Friday, June 23, 2023

Pharoah Sanders, 1940-2022 ~~ Music Friday for Class Strugglers

 ~~ recommended by emil karpo ~~

 
Ted Davis  
Photo by Peter Van Breukelen/RedfernsMUSIC LISTS PHAROAH SANDERS
The 10 Best Pharoah Sanders Songs
 
By Ted Davis  |  September 29, 2022 | 9:30am
 
 

To say that Pharoah Sanders was one of the jazz greats is a dramatic understatement. With a sound that fell somewhere in between ambitious free improvisation and proto-psychedelia, the saxophonist dropped some of the most groundbreaking, captivating and downright enjoyable experimental records of the 20th century. On top of his attractively daunting solo discography, he collaborated with artists including Don Cherry, Alice Coltrane, Sonny Sharrock and many others. Infusing challenging music with a palpable essence of spirituality, he’s behind some of the most emotive woodwind chops ever laid to tape.

Born on October 13th, 1940, Farrell Sanders grew up in Little Rock, Arkansas. After jamming along to church hymns on the drums and clarinet as a kid, he picked up the saxophone while he was in high school. Some of his early influences included Sonny Rollins and Charlie Parker—eventually those beloved players would be known as his creative equals. After a stint studying visual art at Oakland City College in the Bay Area, Sanders packed his bags and hitchhiked to New York City in 1962, without so much as a room to live in.

In the Big Apple, he hustled hard, sleeping on the train when he didn’t have a place to crash. When he couldn’t afford a meal, he sold his blood to buy food. In this period of willful suffering and radical devotion to his craft, he met kindred spirit Sun Ra, who took him in, gave him the “Pharoah” moniker and let him in his Arkestra. While cutting his teeth in that famously offbeat ensemble, Sanders caught the ear of John Coltrane, who enlisted him for his band and became a sage mentor figure until his untimely death in 1967. Hopping aboard at the perfect time, Sanders was able to perform on enduring masterpieces, including A Love SupremeSelflessness Featuring My Favorite Things and Live at the Village Vanguard Again!

Sanders was a prolific sideman who appeared on some pretty storied jazz recordings. But his solo output is just as noteworthy as his session work. He started his own ensemble in 1964, which is also when he put out the aptly titled album Pharoah’s First. It didn’t take long for him to settle into an inimitable groove as a bandleader. Within the course of a single decade, he released a hefty handful of LPs, including KarmaThembi and Love In Us All—three of the most jaw-dropping records of that fruitful bohemian era. He kept churning out largely phenomenal albums until 2003, when he stepped away from the studio for more than a decade.


 

In 2020, Sanders released Promises, a partnership with Floating Points and the London Symphony Orchestra. Met with almost universal acclaim, there didn’t seem to be a question of whether it was going to be his last album; we all just kind of quietly knew. His soulful musicianship rested atop an unusual amalgamation of IDM soundscapes and a recurring neoclassical motif. It remains a surprisingly polished affair, especially coming from a musician whose biggest “hits” are prone to flaunting dissonant skronks and trebly screeches. Pairing ancient composition techniques with contemporary textures, it seemed like a stoic salute to the sounds that came before him and a handshake of respect for some of the best new styles to emerge over the course of his lifetime.
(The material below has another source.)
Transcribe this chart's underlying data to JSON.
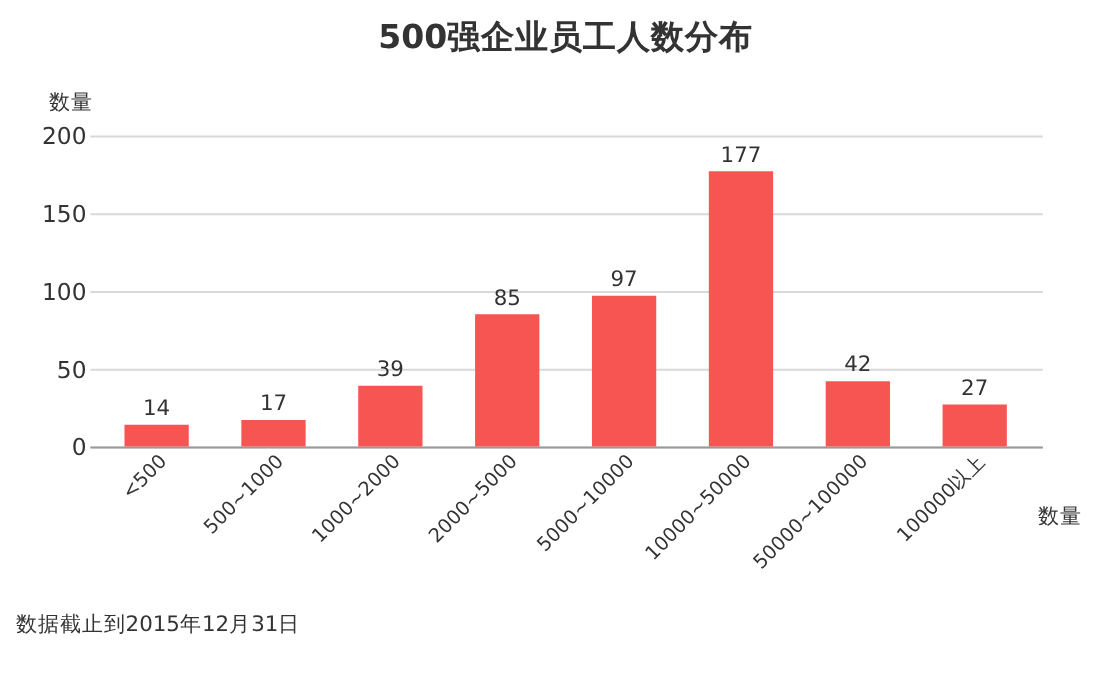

As someone who grew up a jazz drummer, I became familiar with Sanders’ work in middle school. But it wasn’t until college that his albums really clicked for me. The first bonafide art school party I ever went to was at a house with a vinyl collection so dense and packed with rarities, it would have had even your neighborhood’s spendiest record store clerk shaking in their shoes. A few beers deep, I sifted through the stacks of LPs while everyone else loitered in the backyard. Stumbling upon a battered pressing of Alice Coltrane’s Journey in Satchidananda, I was struck by its album cover and made a mental note to check it out the next day. Giving it a spin while I wandered aimlessly around the sun-drenched nothingness of the Los Angeles suburbs, I was obviously drawn to her harping. But what really won me over were Sanders’ swirling woodwind intonations. My interest piqued, I spent the rest of that semester diving deep into his catalog, falling in love with the heady, sticky strain of avant-garde music he pioneered.

On Sept. 24, 2022, Sanders passed away peacefully at the age of 81 in his Los Angeles home. The cause of death was not revealed by his label Luaka Bop, who broke the tragic news. It’s hard to emphasize the importance of his contributions to the genre he helped simultaneously innovate and deconstruct.